Plan of Mr Robertson's Mound, Masulipatam, intended to display the sculptures from Amaravati
Medium: Pen and ink on paper
Pen-and-ink plan of Mr. Robertson's Mound at Masulipatam, intended to display the sculptures from Amaravati. Inscribed on front in ink: 'Plan and Elevation of the Mound intended to be erected by Mr Robertson in the Pettah of Masulipatam'; also memorandum.

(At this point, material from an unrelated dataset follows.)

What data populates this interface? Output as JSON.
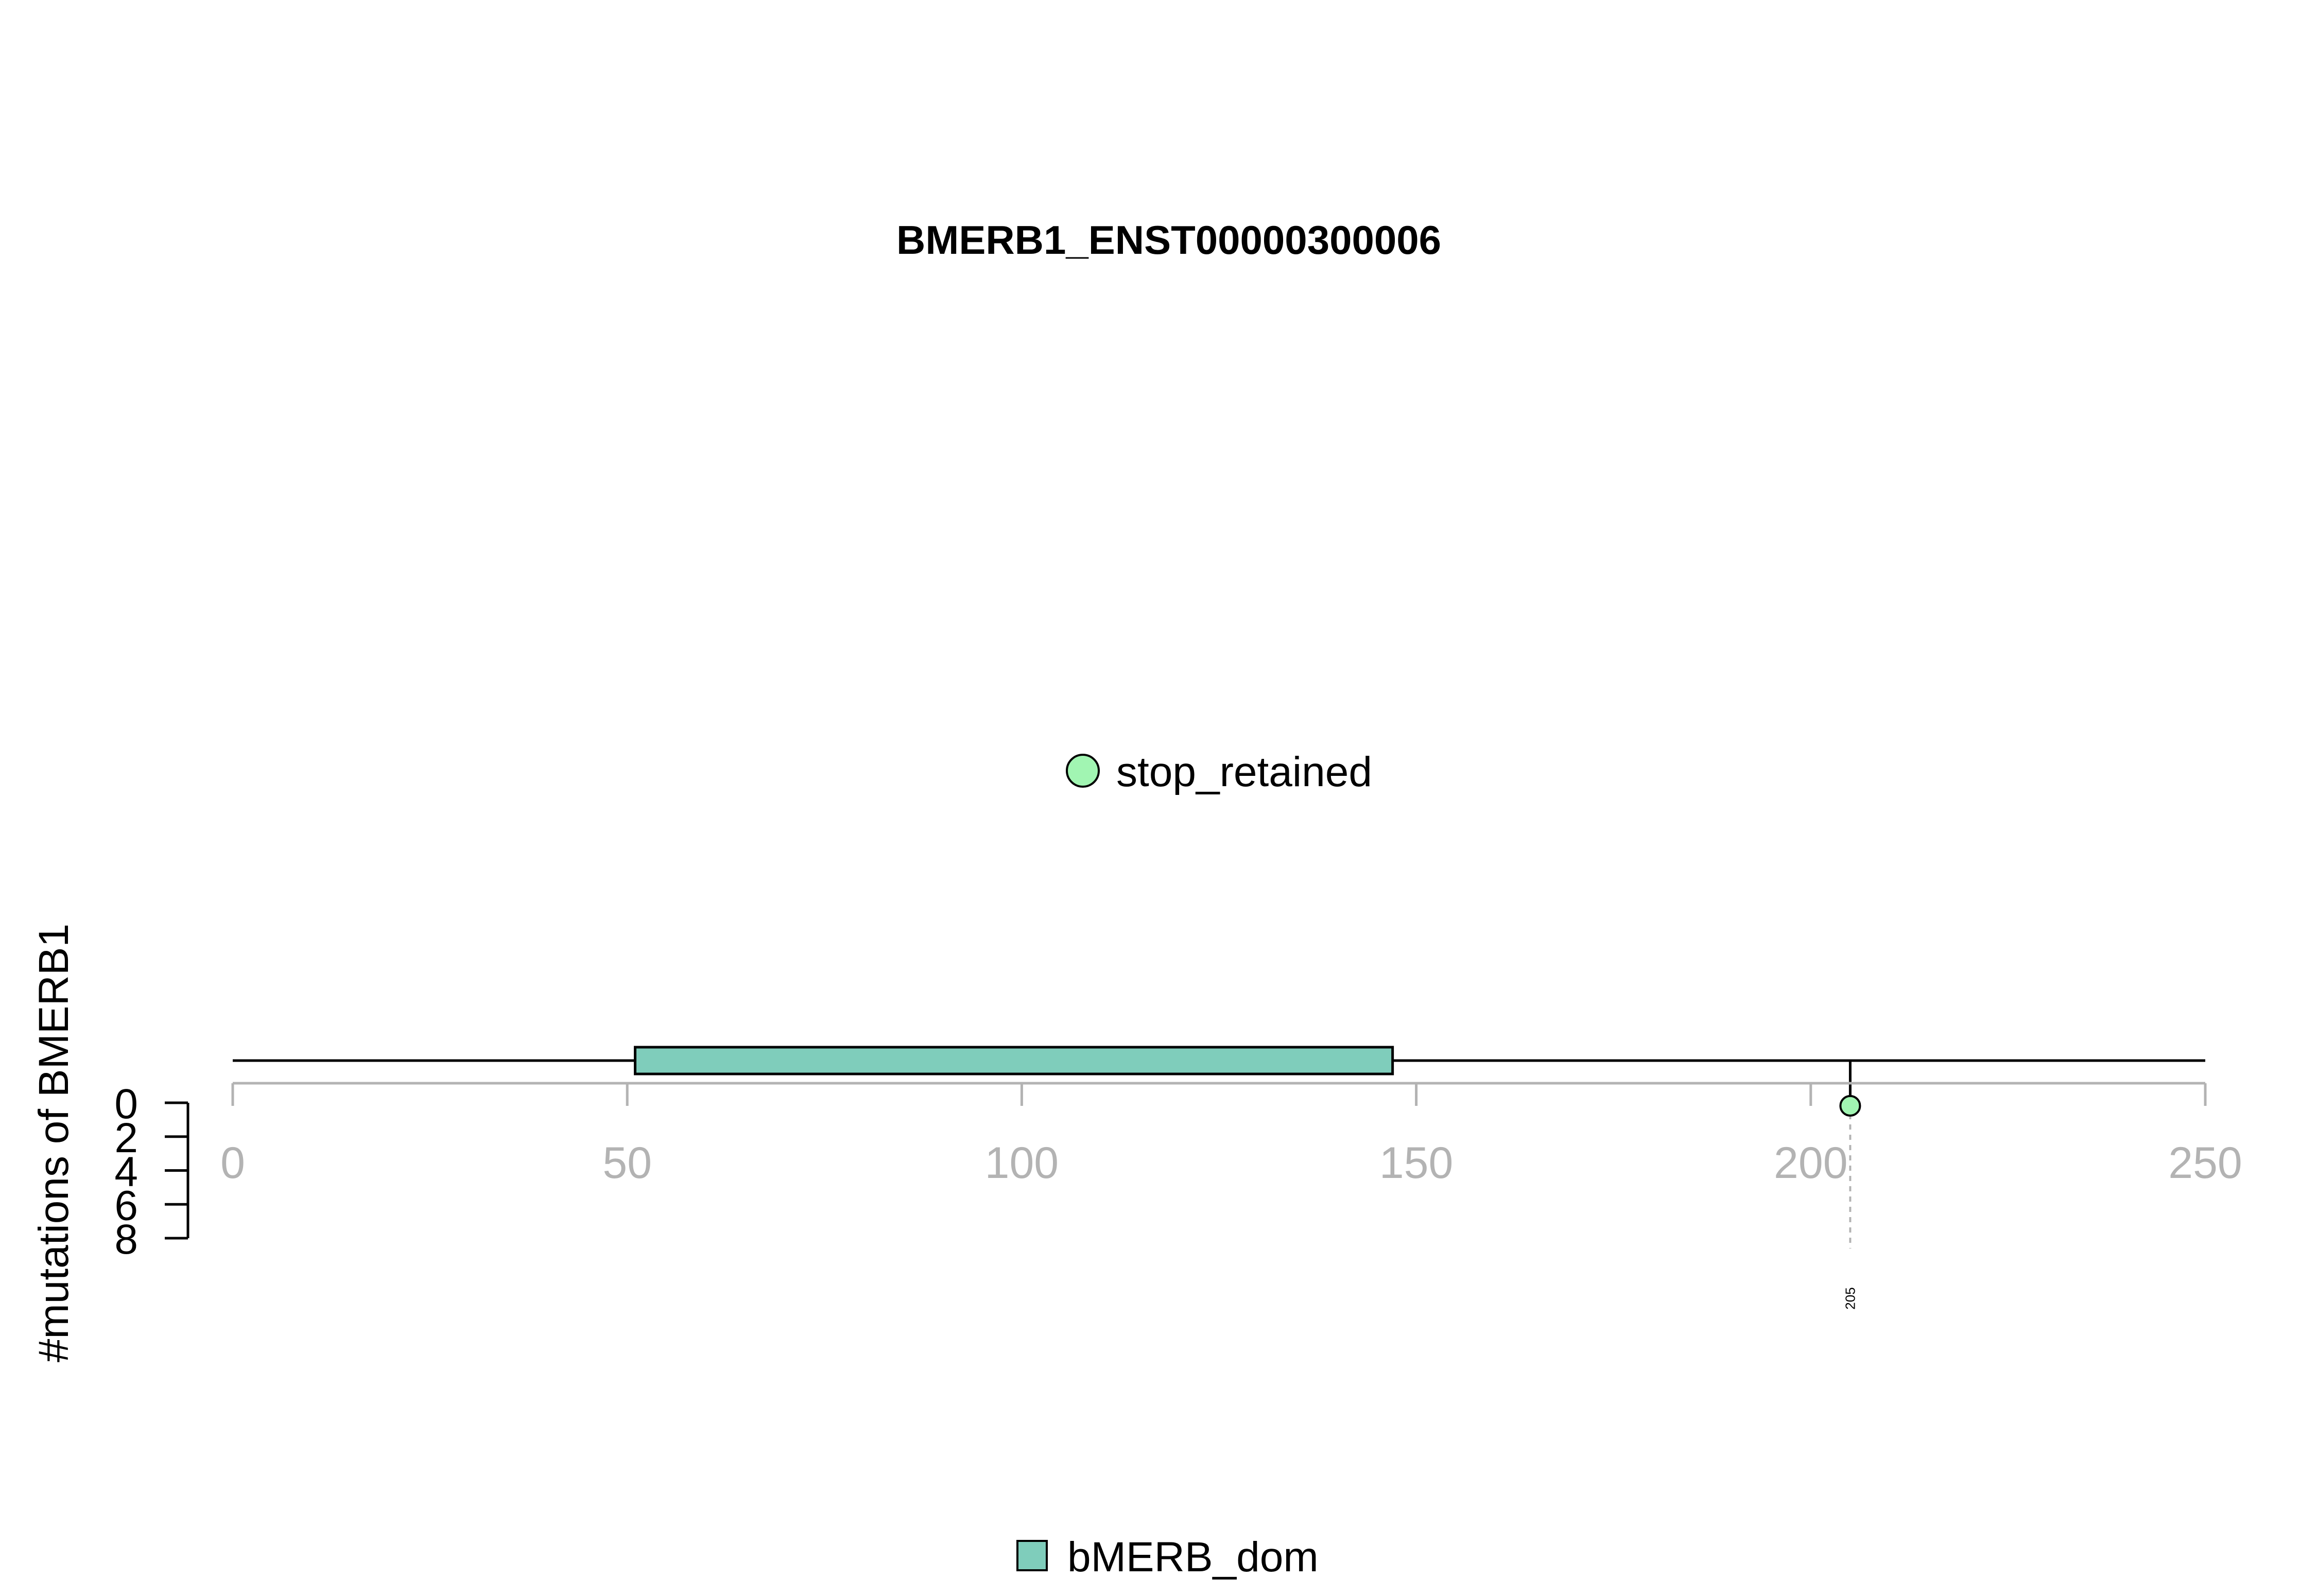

The great Buddhist Stupa of Amaravati was one of the greatest architectural achievement of ancient India. The site is situated on the outskirts of the town of Amaravati near the ancient ruined city of Dharanikota. It was founded in the 3rd-2nd centuries BC and enlarged in the 1st-4th centuries AD under the Satavahana and Ikshvaku patronage. It was a centre of religious activities for hundreds of years and then fell to disrepair. By the mid-1790s the ruin of the Great Stupa has deteriorated into a mound of rubble with fragments of sculpture scattered about. In 1797 the British colonel Colin Mackenzie heard about the site and visited it. He was able to return again only in March 1816 and during his six months stay he made a series of drawings. In the meantime the stupa had been pillaged for stonework and the top of the mound had been dug by the local landlord to make a water tank. MacKenzie removed some stones from the site. Some were sent to Calcutta and others to the East India Company collection in London. He also transported some material to Masulipatam on the coast. This collection was later enlarged in 1830 by Mr. Robertson, a collector of Masulipatam of whom nothing is known. By 1853 it numbered thirty-three stones which were used to decorate a new market-place which was named after him.